Ein Forschungsteam unter der Leitung von Dr. Daniel Sasca, Leiter der Personalisierten Hämatologie und Medizinischen Onkologie in der III. Medizinischen Klinik und Poliklinik der Universitätsmedizin Mainz, hat untersucht, wie sich die Hemmung der zwei Proteine p300 und CBP auf die Tumorzellen auswirkt. Diese beiden Proteine wirken wie Schaltzentralen und steuern, welche Gene in einer Zelle ein- und ausgeschaltet werden.

Bislang gingen Forschende davon aus, dass die Hemmung von p300 und CBP generell die Aktivität von Genen abschwächt. Die Ergebnisse der Studie „Inhibition of p300/CREBBP catalytic activity drives context-dependent transcriptional activation in AML“ zeigten jedoch das Gegenteil: In einem Teil der Krebszellen schaltete die Proteinhemmung bestimmte Abwehrprogramme ein. Das wiederum aktivierte Gene, die normalerweise in der Immunabwehr von Virusinfektionen involviert sind. Diese Immunantwort bewirkte, dass die Krebszellen ihr Wachstum einstellten, sich veränderten und schließlich abstarben. „Wir sehen hier eine Art Fehlalarm im Inneren der Krebszellen“, erklärt der Studienleiter Dr. Sasca. „Die Tumorzellen bekommen durch unsere Therapie eine schwere Grippe und gehen daran zugrunde.“

Diesen Effekt konnten die Forschenden sogar gezielt verstärken: In Kombination mit Interferon-alpha, einem körpereigenen Abwehrstoff gegen Viren und Tumore, reagierten die Krebszellen besonders empfindlich. Sowohl in Zellkulturen als auch in Tiermodellen wirkte die Kombinationstherapie deutlich stärker gegen die Leukämie.

Diesen Mechanismus untersuchten die Forschenden auf mehreren Ebenen der Genregulation gleichzeitig: von der Genaktivität über Proteinveränderungen bis zum DNA-Protein-Komplex.

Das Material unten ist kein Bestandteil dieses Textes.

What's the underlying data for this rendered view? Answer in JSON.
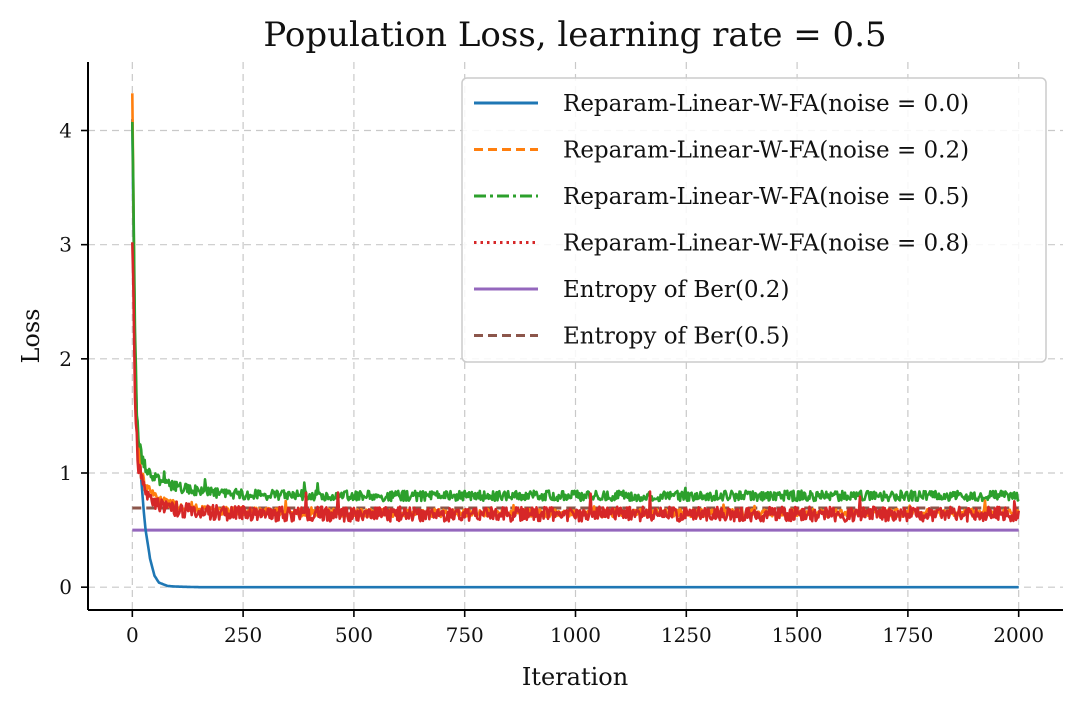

Dafür nutzen die Forschenden moderne biochemische Analysemethoden, wie Einzelzelluntersuchungen, Proteomanalysen und genetische Testverfahren. Das ermöglichte es den Wissenschaftler*innen, die Reaktion der Leukämiezellen auf die Hemmung von p300 und CBP aus mehreren Blickwinkeln gleichzeitig zu beobachten. Die Ergebnisse dieser Grundlagenforschung könnten neue Perspektiven für die Behandlung der akuten myeloischen Leukämie eröffnen – in Form von neuen Kombinationstherapien, die die gezielte „Selbstabwehr“ der Krebszellen nutzt.

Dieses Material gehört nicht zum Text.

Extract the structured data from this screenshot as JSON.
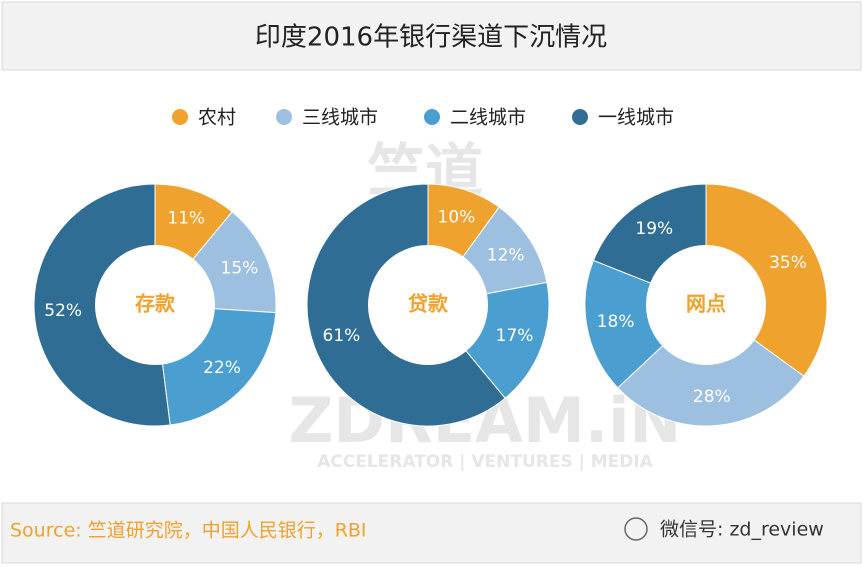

Die translational ausgerichtete Forschungsarbeit wird im Rahmen des Emmy-Noether-Programms der Deutschen Forschungsgemeinschaft (DFG) gefördert. Als Teil des Sonderforschungsbereichs 1292 untersuchen Wissenschaftler*innen der Universitätsmedizin Mainz mit externen Kooperationspartnern in Frankfurt, Greifswald und Cambridge die Ursachen ineffizienter Immunantworten bei Tumoren und chronischen Infektionen mit dem Ziel, neue immuntherapeutischer Therapien zu entwickeln.